Neue Nervenverbindungen überbrücken Lücke

Drei Monate nach dieser Behandlung zeigte sich ein erster Effekt, wie die Forscher berichten: „Die Tiere, die die Dreier-Kombination erhalten hatten, konnten zwar nicht wieder laufen, sie erhielten aber allmählich wieder eine bemerkenswerte Kontrolle über ihre Blasenfunktion“, berichtet Lee. Nach sechs Monaten gaben die mit Nervenflicken und Substanzcocktail behandelten Ratten fast wieder genauso viel Urin ab wie gesunde Kontrolltiere. Das sei das erste Mal, dass man mittels Nervenregeneration die Blasenfunktion nach einem solchen Rückenmarksschaden wiederhergestellt habe, so der Forscher.

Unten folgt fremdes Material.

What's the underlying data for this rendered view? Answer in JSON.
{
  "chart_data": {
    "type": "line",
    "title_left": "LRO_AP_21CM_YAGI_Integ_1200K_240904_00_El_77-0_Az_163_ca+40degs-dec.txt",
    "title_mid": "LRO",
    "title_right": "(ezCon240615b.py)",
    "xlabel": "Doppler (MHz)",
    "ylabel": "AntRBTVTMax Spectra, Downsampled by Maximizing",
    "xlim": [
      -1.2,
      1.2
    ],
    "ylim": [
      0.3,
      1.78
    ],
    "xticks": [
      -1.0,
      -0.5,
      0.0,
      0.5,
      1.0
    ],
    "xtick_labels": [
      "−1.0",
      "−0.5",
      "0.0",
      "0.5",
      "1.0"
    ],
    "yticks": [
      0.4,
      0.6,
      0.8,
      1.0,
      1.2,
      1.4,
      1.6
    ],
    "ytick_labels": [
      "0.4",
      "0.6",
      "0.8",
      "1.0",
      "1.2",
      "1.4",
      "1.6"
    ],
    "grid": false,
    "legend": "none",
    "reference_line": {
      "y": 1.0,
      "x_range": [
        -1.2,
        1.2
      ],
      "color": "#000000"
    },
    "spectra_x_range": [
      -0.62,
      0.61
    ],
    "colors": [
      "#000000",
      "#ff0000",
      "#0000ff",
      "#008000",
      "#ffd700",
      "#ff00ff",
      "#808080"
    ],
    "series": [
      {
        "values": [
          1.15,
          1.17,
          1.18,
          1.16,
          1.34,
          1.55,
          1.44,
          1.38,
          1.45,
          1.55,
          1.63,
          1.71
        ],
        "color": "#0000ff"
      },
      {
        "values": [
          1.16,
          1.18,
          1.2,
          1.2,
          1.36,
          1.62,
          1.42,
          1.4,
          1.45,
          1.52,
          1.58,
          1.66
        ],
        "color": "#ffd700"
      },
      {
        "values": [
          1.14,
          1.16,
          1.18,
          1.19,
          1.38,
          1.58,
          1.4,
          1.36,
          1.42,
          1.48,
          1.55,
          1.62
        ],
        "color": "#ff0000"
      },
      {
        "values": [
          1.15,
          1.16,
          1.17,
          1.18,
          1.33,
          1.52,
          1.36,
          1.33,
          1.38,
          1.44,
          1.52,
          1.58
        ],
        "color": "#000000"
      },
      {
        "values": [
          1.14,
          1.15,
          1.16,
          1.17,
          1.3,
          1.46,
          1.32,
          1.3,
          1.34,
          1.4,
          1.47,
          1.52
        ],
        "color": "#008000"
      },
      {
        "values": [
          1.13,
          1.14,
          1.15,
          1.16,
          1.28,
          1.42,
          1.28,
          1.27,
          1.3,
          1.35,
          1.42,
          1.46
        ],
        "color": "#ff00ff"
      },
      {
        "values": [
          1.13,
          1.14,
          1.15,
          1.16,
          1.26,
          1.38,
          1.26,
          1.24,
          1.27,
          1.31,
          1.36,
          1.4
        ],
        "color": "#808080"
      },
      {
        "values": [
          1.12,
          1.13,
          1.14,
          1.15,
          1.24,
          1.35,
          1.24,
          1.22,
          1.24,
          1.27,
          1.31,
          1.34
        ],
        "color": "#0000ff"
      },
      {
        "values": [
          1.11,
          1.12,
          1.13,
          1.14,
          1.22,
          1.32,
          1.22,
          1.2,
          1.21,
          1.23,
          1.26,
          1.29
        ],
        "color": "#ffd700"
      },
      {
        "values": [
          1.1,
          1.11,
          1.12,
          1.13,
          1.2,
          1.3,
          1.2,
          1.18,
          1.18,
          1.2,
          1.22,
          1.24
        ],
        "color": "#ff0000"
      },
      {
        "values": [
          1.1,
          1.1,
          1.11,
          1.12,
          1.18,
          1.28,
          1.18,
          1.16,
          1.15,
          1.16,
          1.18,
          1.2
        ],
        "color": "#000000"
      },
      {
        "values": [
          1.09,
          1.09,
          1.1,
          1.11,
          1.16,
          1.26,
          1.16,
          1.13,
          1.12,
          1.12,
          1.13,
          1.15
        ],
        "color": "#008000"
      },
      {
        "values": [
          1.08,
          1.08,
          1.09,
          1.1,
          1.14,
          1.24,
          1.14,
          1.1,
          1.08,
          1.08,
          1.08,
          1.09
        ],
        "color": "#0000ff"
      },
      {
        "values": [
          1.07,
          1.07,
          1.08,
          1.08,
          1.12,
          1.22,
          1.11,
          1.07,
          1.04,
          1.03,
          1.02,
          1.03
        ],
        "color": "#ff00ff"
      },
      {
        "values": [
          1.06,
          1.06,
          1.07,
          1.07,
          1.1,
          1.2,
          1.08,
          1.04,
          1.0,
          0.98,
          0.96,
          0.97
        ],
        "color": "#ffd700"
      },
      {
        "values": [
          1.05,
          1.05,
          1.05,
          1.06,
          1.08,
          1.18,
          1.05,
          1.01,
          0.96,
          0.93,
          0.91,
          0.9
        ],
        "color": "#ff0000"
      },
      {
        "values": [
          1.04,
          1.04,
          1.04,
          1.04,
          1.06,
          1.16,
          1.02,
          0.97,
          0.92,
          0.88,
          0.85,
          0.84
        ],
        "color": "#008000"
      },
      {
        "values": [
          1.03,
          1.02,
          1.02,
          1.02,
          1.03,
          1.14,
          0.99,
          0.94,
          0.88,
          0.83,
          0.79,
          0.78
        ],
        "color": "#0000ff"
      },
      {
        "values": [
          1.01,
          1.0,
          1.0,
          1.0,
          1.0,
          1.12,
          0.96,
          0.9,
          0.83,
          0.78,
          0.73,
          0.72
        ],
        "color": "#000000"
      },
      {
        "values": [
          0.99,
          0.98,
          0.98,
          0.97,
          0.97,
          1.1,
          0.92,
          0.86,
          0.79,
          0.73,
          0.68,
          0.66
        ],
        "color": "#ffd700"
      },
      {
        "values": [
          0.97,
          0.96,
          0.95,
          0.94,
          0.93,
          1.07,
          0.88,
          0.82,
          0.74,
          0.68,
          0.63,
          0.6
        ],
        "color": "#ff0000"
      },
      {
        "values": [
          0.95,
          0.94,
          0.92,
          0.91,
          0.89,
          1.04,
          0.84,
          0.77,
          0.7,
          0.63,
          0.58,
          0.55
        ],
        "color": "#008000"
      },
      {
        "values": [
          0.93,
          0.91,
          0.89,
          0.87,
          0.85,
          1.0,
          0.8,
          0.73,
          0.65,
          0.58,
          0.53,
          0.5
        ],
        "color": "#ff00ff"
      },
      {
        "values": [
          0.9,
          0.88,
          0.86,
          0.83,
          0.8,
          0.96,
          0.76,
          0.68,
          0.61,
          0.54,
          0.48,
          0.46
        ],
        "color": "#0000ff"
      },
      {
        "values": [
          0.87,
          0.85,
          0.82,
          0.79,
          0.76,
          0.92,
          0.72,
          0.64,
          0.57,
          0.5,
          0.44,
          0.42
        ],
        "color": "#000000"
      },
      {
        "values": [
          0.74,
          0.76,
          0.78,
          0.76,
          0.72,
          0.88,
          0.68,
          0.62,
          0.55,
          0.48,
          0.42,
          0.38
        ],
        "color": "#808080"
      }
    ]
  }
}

Nähere Untersuchungen enthüllten, dass neue Nervenverbindungen zwischen Rückenmark und der eingepflanzten Nervenbrücke entstanden waren. Wie die Wissenschaftler erklären, regte der Wachstumsfaktor die Bildung langer, unverzweigter Nervenausläufer an, das Enzym Chondroitinase verhinderte die Bildung blockierender Narben und trug zudem dazu bei, die Axone gerade wachsen zu lassen.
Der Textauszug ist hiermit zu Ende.